Don de lenguas
Alfonso Brezmes
Renacimiento, Sevilla, 2015
DON DE LENGUAS
A trasmano del entorno generacional al que se adscribe por su edad, la
escueta biografía literaria de Alfonso Brezmes (Madrid, 1966) comienza en 2013,
cuando recoge sus primeros textos en el libro La noche tatuada, amanecida en Renacimiento. La misma
editorial acoge su segundo poemario, Don de lenguas, que tiene como pórtico una sugerente cita de Roland
Barthes: “El lenguaje es una piel: yo froto mi lenguaje contra el otro. Es como
si tuviera palabras a modo de dedos, o dedos en la punta de mis palabras. Mi
lenguaje tiembla de deseo”. El ámbito lingüístico trasciende la abstracción
conceptual para convertirse en material tamgible, en puente sensorial capaz de
provocar emociones.
El poeta elige como paso inicial una poética inadvertida: la lengua
adquiere vida propia, abandona la quietud del sujeto –inmóvil centinela de
plomo- para trazar sendas multiplicándose en los lugares más
dispares, hasta llegar de nuevo a quien le concede la voz, como si el soplo de
la palabra renaciera y se hiciese lengua viva para iluminar.
La expresión coloquial aporta intimismo a los poemas, los convierte en
cercanas confidencias que admiten el trazo irónico, la sugerencia y el doble
sentido.

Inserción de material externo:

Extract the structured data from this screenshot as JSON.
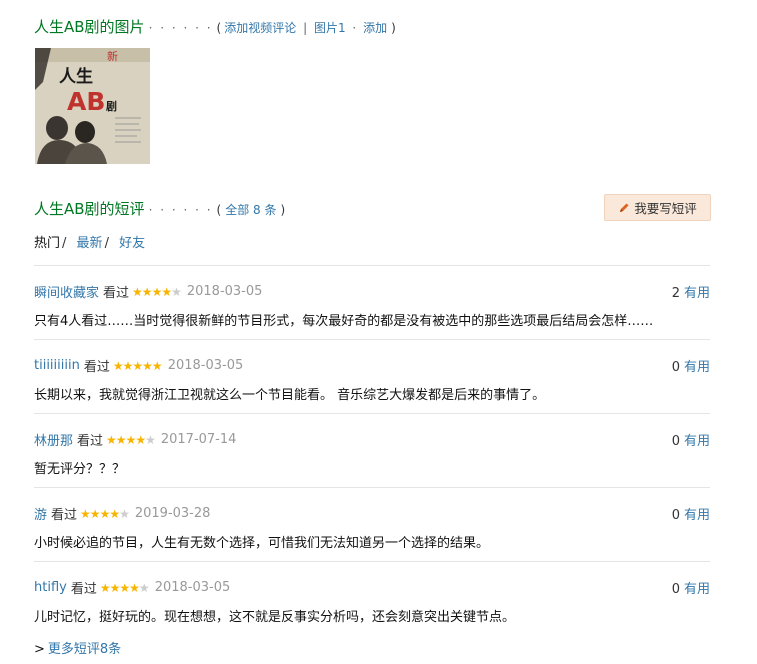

En “Sexo oral” el aserto sorprende al lector con la ruptura
de su significado previsible para enunciar una mera operación lingüística
empeñada en el quehacer de forjar una lengua nueva, capaz de cubrirnos con
palabras. La semántica adquiere el rango de una segunda piel
como un sueño que crease una realidad imaginaria cuyos pasos concitan
otra realidad.
Junto a este sustrato metaliterario de los poemas iniciales convive la
mirada sentimental en la que está presente el deseo y el espacio común del
nosotros, la soledad compartida que abre el manual de urbanismo de lo
cotidiano. En el reloj del tiempo salen al paso las paradojas de la
convivencia y los contraluces del estar: “Este coserse y este recoserse / y
este irse despacio descosiendo, / como si una hilera aburrida / tirase de un
hilo muy largo / para deshacer poco a poco el vestido / que ella misma había
ido tejiendo, / hasta dejarnos de nuevo / completamente desnudos”. De igual
modo, en los breves textos el protagonista lírico se hace reflejo para explorar
la propia identidad y sumar pasos interiores. En esos itinerarios
están los recuerdos que retornan callados o con la mirada amarilla del tiempo y
están las enseñanzas del ahora, como percibimos en el poema “Ars
Botanica”, con un lapidario enfoque reflexivo: “Hay algo épico en las flores. /
Algo hermoso y terrible / ocurre entre sus pétalos / en el breve intervalo en
que despiertan. / Un drama silencioso. / Como si la vida ensayase en ellas /
antes de hacerlo en nuestros cuerpos”. Percibir es tomar conciencia del hilo
frágil de lo transitorio, intuir la levedad del trazo que nos da sentido, como
si nada sucediese mientras los días se gastan con el gesto cansado de la
costumbre, en las nubes que pasan casi inadvertidas sobre los tejados.
El lenguaje como instrumento comunicativo se convierte en eje de
simetría del poemario. Si el primer apartado se denominaba “lenguas vivas” y
concedía a la palabra un papel germinativo y potencial, el siguiente grupo de
poemas, “Lenguas muertas”, aloja el escepticismo y la
carencia, el tacto frío de lo concluido. En este tramo, el presente aparece
como un espacio inhóspito donde la identidad transita “sin una pizca de fe”. El
marco urbano es un lugar extraño, fiel a su propia opacidad. El poema
“Don de la claridad” reescribe el verso más conocido de Claudio Rodríguez para
contradecir su significado en un texto excelente, tal vez una de las mejores
composiciones del libro, a la que pertenecen estos versos: “En lo visible
habita lo invisible, / y gracias a su dócil transparencia / conseguimos a veces
asomarnos / a la vida secreta de las cosas. / Nunca la claridad viene del cielo”·
El ego poético se mira en el espejo del ser biográfico para encontrar en
sus rasgos razonables parecidos, el aire de familia de quien comparte el
azar lo diario, por ello el lenguaje adquiere un son
existencial, un eco autobiográfico donde suena la vida al paso.
La sección final “Ejercicios de lengua” (aunque el poemario concluye con
el epílogo “Fe de erratas”) conjuga similares obsesiones. Los sentimientos
expresan su peculiar gramática gastada; las palabras eligen los rincones
del estar para describir sus coordenadas, para aprender el peso de sus
paradojas o para entender que las frases hechas siguen renovando su sintaxis y
sus reglas de estilo en el cansado cauce de los días.
Sin ociosas soflamas, Alfonso Brezmes deja en Don de lenguas una voz reconocible, que busca sitio propio a través
de un registro coloquial. En él caben ritmo, música y los matices donde se abren paso sensibilidad e
inteligencia. La emoción de lo entrevisto llega al lector con el tono cálido de
la confidencia, con la cercanía de lo compartido. Poesía que se pronuncia con la voz natural de la belleza.